A) Mechanistic investigations, characterization of key intermediates in the water reduction, and CO₂ reduction. Mechanistic aspects deserve special consideration. Despite the collection of mechanisms proposed, there is a lack of characterization of reaction intermediates. Likewise, understanding the thermodynamic and kinetic factors that control reaction rates is crucial to reduce overpotentials and increase rates and selectivity. Likewise, we will explore and study advanced strategies for the reduction of CO₂ to CO with molecular complexes. During the last years we have developed well-defined coordination complexes with aminopyridine ligands, which have been proven to be very active catalysts for the photo- and electro-catalytic reduction of protons to H₂ and CO₂ reduction. Since these complexes are excellent modular and tuneable platforms we will study and evaluate their effect by introducing pendant hydrogen bonding units and Lewis acids.

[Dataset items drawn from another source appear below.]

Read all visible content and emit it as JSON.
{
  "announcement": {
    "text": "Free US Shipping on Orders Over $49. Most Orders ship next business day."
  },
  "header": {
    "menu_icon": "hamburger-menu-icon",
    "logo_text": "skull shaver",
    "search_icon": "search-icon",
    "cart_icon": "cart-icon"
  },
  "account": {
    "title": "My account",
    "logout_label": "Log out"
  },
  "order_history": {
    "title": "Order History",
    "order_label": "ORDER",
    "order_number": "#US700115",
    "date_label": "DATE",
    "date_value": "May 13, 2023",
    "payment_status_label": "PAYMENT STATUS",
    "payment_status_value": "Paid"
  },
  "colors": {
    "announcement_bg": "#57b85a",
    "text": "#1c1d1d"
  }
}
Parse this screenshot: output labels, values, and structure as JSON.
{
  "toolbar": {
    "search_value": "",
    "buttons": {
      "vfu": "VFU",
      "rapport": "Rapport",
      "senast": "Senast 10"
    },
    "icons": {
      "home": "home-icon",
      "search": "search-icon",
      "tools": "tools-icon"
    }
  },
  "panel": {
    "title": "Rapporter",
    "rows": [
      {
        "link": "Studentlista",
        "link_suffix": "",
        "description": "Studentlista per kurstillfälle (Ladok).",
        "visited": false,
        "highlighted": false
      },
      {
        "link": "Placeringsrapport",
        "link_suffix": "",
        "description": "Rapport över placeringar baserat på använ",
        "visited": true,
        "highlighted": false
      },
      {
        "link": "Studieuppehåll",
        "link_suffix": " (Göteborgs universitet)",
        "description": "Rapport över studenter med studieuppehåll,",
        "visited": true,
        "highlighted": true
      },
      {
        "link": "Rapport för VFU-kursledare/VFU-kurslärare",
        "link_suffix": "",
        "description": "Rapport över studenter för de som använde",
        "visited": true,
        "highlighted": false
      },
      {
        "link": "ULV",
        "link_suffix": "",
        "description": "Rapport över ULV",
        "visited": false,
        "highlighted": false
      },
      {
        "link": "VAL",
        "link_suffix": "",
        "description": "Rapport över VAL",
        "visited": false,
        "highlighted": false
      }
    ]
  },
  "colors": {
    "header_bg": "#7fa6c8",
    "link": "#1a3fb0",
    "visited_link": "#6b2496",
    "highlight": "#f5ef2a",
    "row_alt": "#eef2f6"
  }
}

B) Fully implementation of functional Artificial Photosynthetic (AP) schemes requires that both oxidation and reductive catalytic sites operate together without crossover reactivity. To this end we aim to compartmentalize the reactivity by catalyst immobilization over (photo)electrodes, maintaining the spatial separation between them. To this end, we plan to develop mix metal oxides, and reticular materials such as covalent organic frameworks (COFs) will be chosen for implementation in devices. Mix metal oxides are among the most promising materials for applications; however, there is a lack of understanding. Nevertheless, interesting per se, COFs can serve as a matrix to embed catalysts, photosensitizers, and electron carriers, all working in a synchronized manner.

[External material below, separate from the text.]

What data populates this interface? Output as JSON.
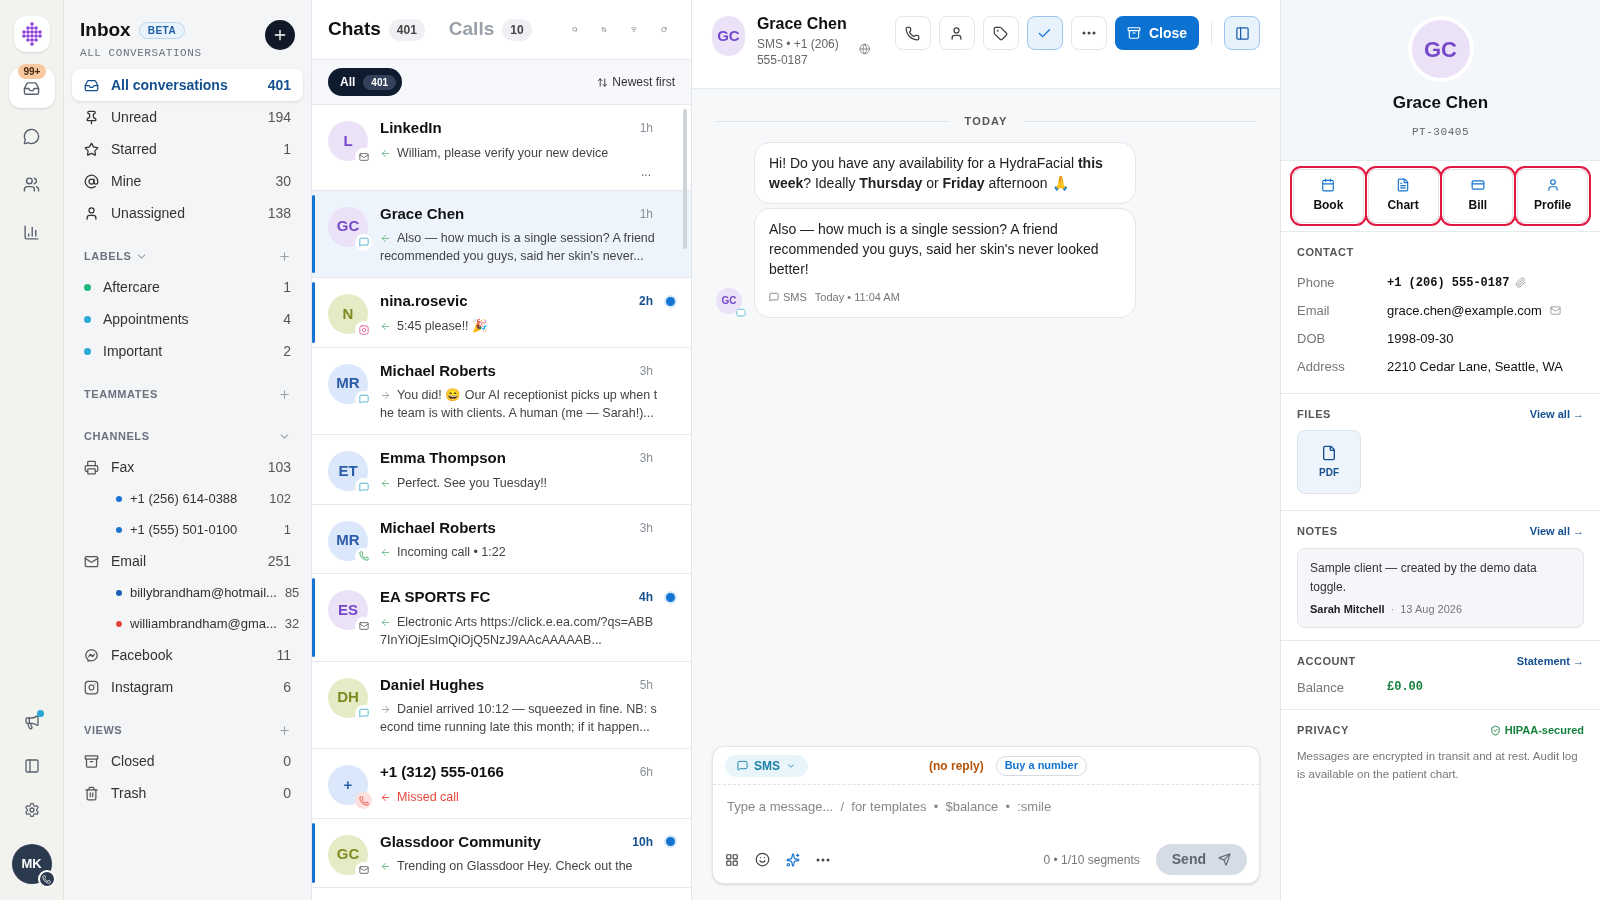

C) We also aim to develop new light- or electro-driven regio- and/or enantioselective catalytic reductions using the same family of welldefined coordination complexes with aminopyridine ligands. Electronic and supramolecular interactions (pi-stacking, and chiral pockets) will be studied for proper control of the selectivity in i) the reduction of C=E and C=C bonds and ii) in the C-C inter- and intramolecular reductive homo- or heterocouplings.

As a proof of concept, our previous developed cobalt catalysts based on aminopyridine ligands, have shown to be highly active as catalysts i) for the reduction of water to hydrogen, CO₂ to CO, ii) for the light-driven reduction of ketones, aldehydes, olefins and iii) intramolecular reductive cyclization using water as the source of hydrogen atoms. Moreover, preliminary data shows the high catalytic activity and stability of COFs and MMOx developed in the group.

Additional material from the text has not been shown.